Tale specifico finisce per circoscrivere (e restituire) con sufficiente (e divertita) approssimazione i caratteri d’un ennesimo sguardo sulla medietà d’inizio millennio, inquieta ma non auto-indulgente; capace di rappresentarsi a un certo grado di consapevolezza però non prona al cinismo: edace d’esperienze quantunque fiduciosa e capace d’ascolto. Ogni categoria della prassi e dello spirito composta in un ordine suo proprio dalla scelta d’un preciso registro linguistico: sarcastico, patetico, edificante, polemico, et. Si dialoga molto, cioè, in “Atypical”, misurandosi spesso oltreché con le ovvie incomprensioni generazionali anche con le inerzie e le ipocrisie del politicamente corretto relate alla condizione di Sam, per contro avvicinata in sede di scrittura lasciando da parte sia gli estremi melodrammatici (che in generale pagano bene al tavolo dell’immedesimazione superficiale), sia i rigori d’una trasposizione eccessivamente mimetica - questa e quelli, d’altro canto, frequentati con una certa assiduità dalla Hollywood versione, diciamo così, caso umano, talvolta con esiti più o meno sensazionalistici, talaltre imprimendovi una carica tale di realismo da rasentare il grottesco (e tacendo sulla propensione tutt’altro che episodica di molte star a cimentarsi in un ruolo problematico) - riconsegnandoci, invece, con gustoso paradosso, l’immagine della persona Sam, conscia della propria stranezza che la consegna a una relazione spesso conflittuale con l’Altro, in specie se suo coetaneo, e che tuttavia verso l’Altro la spinge, quando la curiosità e il desiderio - uno dei tormentoni della serie è l’articolata mobilitazione messa in moto, in parte dallo stesso Sam, allo scopo di trovare una ragazza - sono più forti persino della difficoltà di progettarli e d’indirizzarli con chiarezza, nonostante lo sforzo logico speso dal protagonista, sempre armato di quaderno e penna su cui annotare regole e schemi da seguire alla lettera con tutte le conseguenze che si possono immaginare, tenti a modo suo di dare ordine al caos della vita.

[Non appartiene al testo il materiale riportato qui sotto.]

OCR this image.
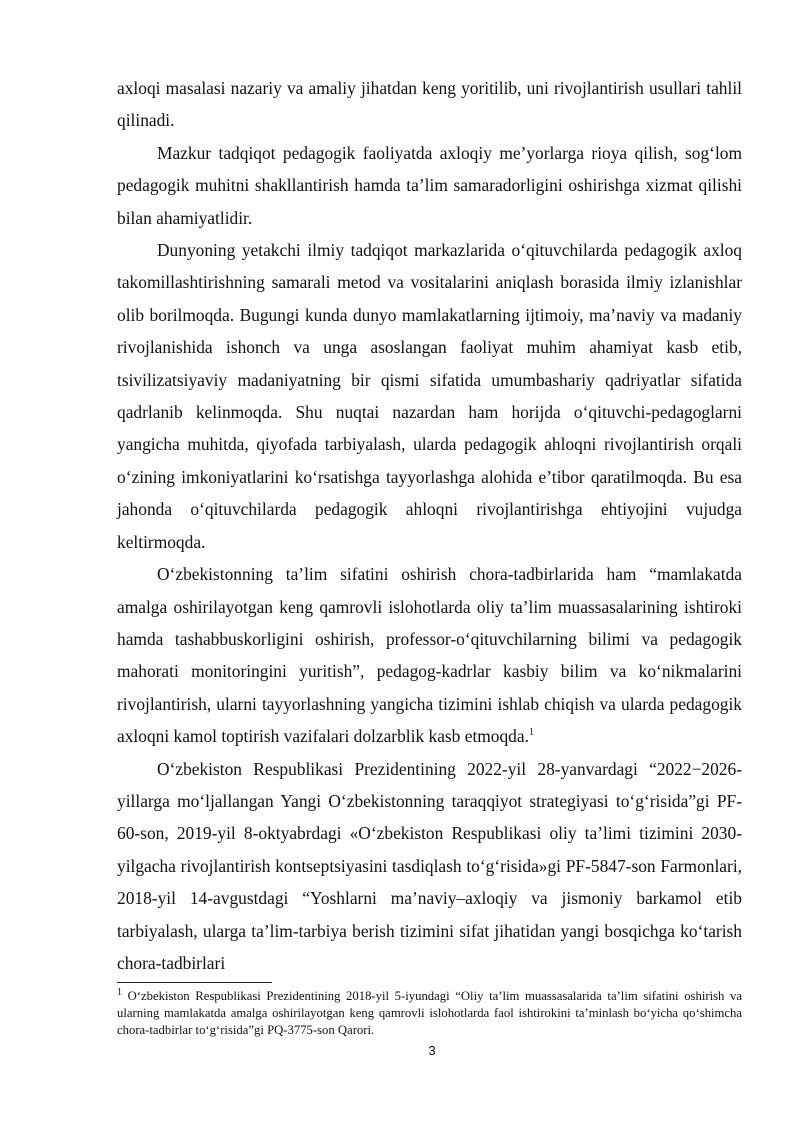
axloqi masalasi nazariy va amaliy jihatdan keng yoritilib, uni rivojlantirish usullari tahlil qilinadi.

Mazkur tadqiqot pedagogik faoliyatda axloqiy me’yorlarga rioya qilish, sog‘lom pedagogik muhitni shakllantirish hamda ta’lim samaradorligini oshirishga xizmat qilishi bilan ahamiyatlidir.

Dunyoning yetakchi ilmiy tadqiqot markazlarida o‘qituvchilarda pedagogik axloq takomillashtirishning samarali metod va vositalarini aniqlash borasida ilmiy izlanishlar olib borilmoqda. Bugungi kunda dunyo mamlakatlarning ijtimoiy, ma’naviy va madaniy rivojlanishida ishonch va unga asoslangan faoliyat muhim ahamiyat kasb etib, tsivilizatsiyaviy madaniyatning bir qismi sifatida umumbashariy qadriyatlar sifatida qadrlanib kelinmoqda. Shu nuqtai nazardan ham horijda o‘qituvchi-pedagoglarni yangicha muhitda, qiyofada tarbiyalash, ularda pedagogik ahloqni rivojlantirish orqali o‘zining imkoniyatlarini ko‘rsatishga tayyorlashga alohida e’tibor qaratilmoqda. Bu esa jahonda o‘qituvchilarda pedagogik ahloqni rivojlantirishga ehtiyojini vujudga keltirmoqda.

O‘zbekistonning ta’lim sifatini oshirish chora-tadbirlarida ham “mamlakatda amalga oshirilayotgan keng qamrovli islohotlarda oliy ta’lim muassasalarining ishtiroki hamda tashabbuskorligini oshirish, professor-o‘qituvchilarning bilimi va pedagogik mahorati monitoringini yuritish”, pedagog-kadrlar kasbiy bilim va ko‘nikmalarini rivojlantirish, ularni tayyorlashning yangicha tizimini ishlab chiqish va ularda pedagogik axloqni kamol toptirish vazifalari dolzarblik kasb etmoqda.$^1$

O‘zbekiston Respublikasi Prezidentining 2022-yil 28-yanvardagi “2022−2026-yillarga mo‘ljallangan Yangi O‘zbekistonning taraqqiyot strategiyasi to‘g‘risida”gi PF-60-son, 2019-yil 8-oktyabrdagi «O‘zbekiston Respublikasi oliy ta’limi tizimini 2030-yilgacha rivojlantirish kontseptsiyasini tasdiqlash to‘g‘risida»gi PF-5847-son Farmonlari, 2018-yil 14-avgustdagi “Yoshlarni ma’naviy–axloqiy va jismoniy barkamol etib tarbiyalash, ularga ta’lim-tarbiya berish tizimini sifat jihatidan yangi bosqichga ko‘tarish chora-tadbirlari

$^1$ O‘zbekiston Respublikasi Prezidentining 2018-yil 5-iyundagi “Oliy ta’lim muassasalarida ta’lim sifatini oshirish va ularning mamlakatda amalga oshirilayotgan keng qamrovli islohotlarda faol ishtirokini ta’minlash bo‘yicha qo‘shimcha chora-tadbirlar to‘g‘risida”gi PQ-3775-son Qarori.
3
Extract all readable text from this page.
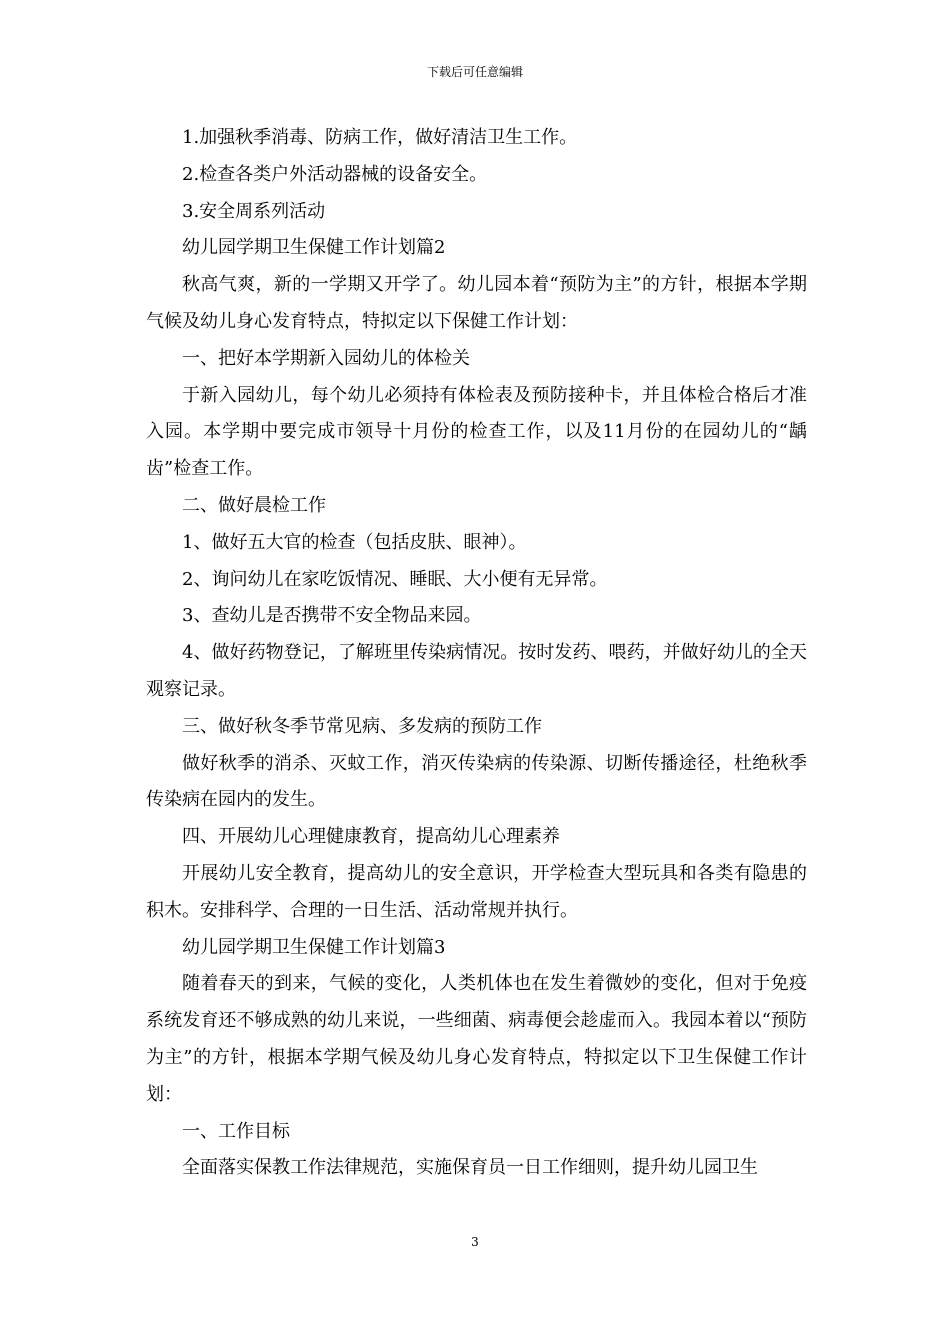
下载后可任意编辑

1.加强秋季消毒、防病工作，做好清洁卫生工作。

2.检查各类户外活动器械的设备安全。

3.安全周系列活动

幼儿园学期卫生保健工作计划篇2

秋高气爽，新的一学期又开学了。幼儿园本着“预防为主”的方针，根据本学期气候及幼儿身心发育特点，特拟定以下保健工作计划：

一、把好本学期新入园幼儿的体检关

于新入园幼儿，每个幼儿必须持有体检表及预防接种卡，并且体检合格后才准入园。本学期中要完成市领导十月份的检查工作，以及11月份的在园幼儿的“龋齿”检查工作。

二、做好晨检工作

1、做好五大官的检查（包括皮肤、眼神）。

2、询问幼儿在家吃饭情况、睡眠、大小便有无异常。

3、查幼儿是否携带不安全物品来园。

4、做好药物登记，了解班里传染病情况。按时发药、喂药，并做好幼儿的全天观察记录。

三、做好秋冬季节常见病、多发病的预防工作

做好秋季的消杀、灭蚊工作，消灭传染病的传染源、切断传播途径，杜绝秋季传染病在园内的发生。

四、开展幼儿心理健康教育，提高幼儿心理素养

开展幼儿安全教育，提高幼儿的安全意识，开学检查大型玩具和各类有隐患的积木。安排科学、合理的一日生活、活动常规并执行。

幼儿园学期卫生保健工作计划篇3

随着春天的到来，气候的变化，人类机体也在发生着微妙的变化，但对于免疫系统发育还不够成熟的幼儿来说，一些细菌、病毒便会趁虚而入。我园本着以“预防为主”的方针，根据本学期气候及幼儿身心发育特点，特拟定以下卫生保健工作计划：

一、工作目标

全面落实保教工作法律规范，实施保育员一日工作细则，提升幼儿园卫生

3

Chiaro che un siffatto spettro d’ambivalenze si prestasse, quasi giocoforza, si potrebbe dire, a riserve relative al tono generale da imprimere alla narrazione - di fondo tarato, quest’ultimo, sull’utilizzo accorto della prevedibilità e sul ciclico dilatarsi e riavvolgersi delle sottotrame - come alla selezione dei tipi umani chiamati ad animarlo. Per fortuna il lavoro della Rashid e compagni dribbla, da un lato, le trappole fenomenologiche del caso esemplare, optando per una sorta d’ironico understatement per cui Sam intreccia e scioglie, ora come artefice ora come vittima non del tutto inconsapevole, i fili delle sue stesse intemperanze; dall’altro, si giova, esaltando ancora una volta il patrimonio davvero inesauribile di volti e di corpi che il Cinema americano sa offrire all’immaginario contemporaneo globale, di caratterizzazioni spontanee ma sentite, al limite del naïf eppure come avvertite, in particolare per ciò che riguarda le giovani e giovanissime leve (la Lundy-Paine e proprio Gilchrist su tutti), degne contraltari di attori sperimentati (Rapaport) e d’interpreti di rango superiore (Jason-Leigh), facilitando, al tempo, in chi guarda, l’emergere del desiderio di misurarsi addosso la reale portata dei pro e dei contro impliciti nel lasciar via libera a quel tanto di atipico che alberga in ognuno di noi.